Un vitrage acoustique peut afficher de très bons chiffres, mais si le cadre a du jeu, si l’air circule ou si un jour se forme quelque part, le bruit trouve toujours son chemin. L’acoustique est impitoyable sur ce point, une petite fuite devient une vraie porte d’entrée pour les nuisances. C’est là que le châssis, la quincaillerie et les joints prennent toute leur importance, parce qu’ils déterminent la rigidité de l’ensemble, la qualité de la fermeture et la continuité de l’étanchéité.

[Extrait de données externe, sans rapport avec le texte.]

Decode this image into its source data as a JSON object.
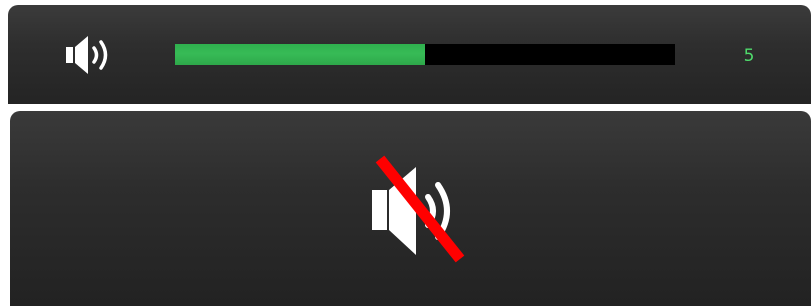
{
  "volume_osd": {
    "icon": "speaker-volume-icon",
    "level": 5,
    "level_text": "5",
    "level_fraction": 0.5,
    "fill_color": "#33b553",
    "text_color": "#4fdb6c"
  },
  "mute_osd": {
    "icon": "speaker-muted-icon",
    "slash_color": "#ff0000"
  }
}
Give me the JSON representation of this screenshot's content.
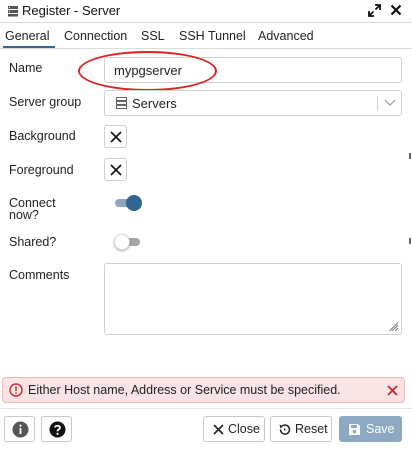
{
  "window": {
    "title": "Register - Server"
  },
  "tabs": [
    {
      "label": "General"
    },
    {
      "label": "Connection"
    },
    {
      "label": "SSL"
    },
    {
      "label": "SSH Tunnel"
    },
    {
      "label": "Advanced"
    }
  ],
  "form": {
    "name": {
      "label": "Name",
      "value": "mypgserver"
    },
    "server_group": {
      "label": "Server group",
      "value": "Servers"
    },
    "background": {
      "label": "Background"
    },
    "foreground": {
      "label": "Foreground"
    },
    "connect_now": {
      "label_line1": "Connect",
      "label_line2": "now?",
      "enabled": true
    },
    "shared": {
      "label": "Shared?",
      "enabled": false
    },
    "comments": {
      "label": "Comments",
      "value": ""
    }
  },
  "error": {
    "message": "Either Host name, Address or Service must be specified."
  },
  "footer": {
    "close_label": "Close",
    "reset_label": "Reset",
    "save_label": "Save"
  },
  "colors": {
    "accent": "#326690",
    "save_button": "#8da8c3",
    "error_background": "#f9e3e4",
    "error_icon": "#c7282f",
    "annotation": "#dd2222"
  },
  "icons": {
    "title": "server-group-icon",
    "expand": "expand-icon",
    "close": "close-icon",
    "server_group": "server-group-icon",
    "chevron": "chevron-down-icon",
    "error": "error-circle-icon",
    "info": "info-icon",
    "help": "help-icon",
    "close_button": "close-icon",
    "reset_button": "reset-icon",
    "save_button": "save-icon"
  }
}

Le matériau du profilé compte aussi, mais c’est surtout la manière dont il est conçu qui a son importance. Le PVC s’appuie sur des profils à chambre, de l’air piégé dans la structure, qui limite la transmission des vibrations et offre des performances globales très équilibrées. Le bois, lui, bénéficie naturellement d’une bonne densité, ce qui en fait un excellent isolant acoustique quand la fabrication et l’assemblage sont soignés. L’aluminium peut aussi être performant, à condition d’être pensé pour le confort. L’efficacité dépend alors de la conception du châssis, de ses ruptures, de ses renforts et de la précision d’assemblage, car ce sont eux qui évitent que les vibrations ne se propagent ou que des micro-jeux n’apparaissent avec le temps. Le signe le plus parlant d’un point faible, ce sont les courants d’air, un sifflement, ou cette impression que le bruit passe même quand tout est fermé. Un test très simple permet de vérifier l’étanchéité, glissez une feuille de papier entre l’ouvrant et le dormant, fermez, puis tirez. Si la feuille vient facilement, la fermeture n’est pas assez étanche. Dans ce cas, remplacer les joints ou les remettre en état améliore à la fois l’acoustique et le thermique, car l’air et le bruit empruntent les mêmes chemins.
Attention, les coffres de volets roulants, notamment dans des bâtiments plus anciens, peuvent laisser entrer l’air et les sons. Ils demandent parfois un renfort et une meilleure étanchéité. Les entrées d’air de ventilation doivent être adaptées, idéalement en version acoustique, pour renouveler l’air sans créer un trou sonore. Et surtout, la liaison entre la menuiserie et la maçonnerie doit être continue.
Quelle solution selon votre niveau de nuisance sonore ?
La meilleure approche c’est simplement d’ajuster les travaux au niveau réel de nuisance, sans brûler les étapes. Si le bruit est faible à modéré, l’objectif est souvent de gagner quelques décibels rapidement en supprimant les chemins d’entrée les plus courants. On commence par remettre à niveau ce qui vieillit, remplacement des joints, réglage des ouvrants pour retrouver une fermeture franche, puis reprise de l’étanchéité périphérique avec un calfeutrement adapté. Dans la même logique, les entrées d’air de ventilation doivent être vérifiées.
Quand la nuisance devient modérée à forte, il faut franchir un cap et agir sur la composition du vitrage, avec des solutions pensées pour l’acoustique comme le double vitrage asymétrique ou le vitrage feuilleté doté d’un film PVB acoustique. Comme vu plus haut, c’est aussi à ce stade qu’il faut traiter un point souvent sous-estimé, les coffres de volets roulants, qui peuvent laisser entrer l’air et les sons et qui nécessitent alors une amélioration de l’étanchéité, un renforcement, voire un changement complet. Jetez un coup d’œil à notre guide pour choisir vos volets.
Si la gêne est forte et persistante, ou si le bâtiment cumule plusieurs points faibles, une solution de rénovation peut consister à ajouter un survitrage ou une seconde fenêtre, pour créer une barrière supplémentaire sans remplacer immédiatement toute la menuiserie. Dans ces cas, un diagnostic plus poussé devient utile pour repérer des transmissions latérales ou des fuites invisibles. En complément des rideaux épais ou phoniques améliorent le confort sans remplacer une solution de base.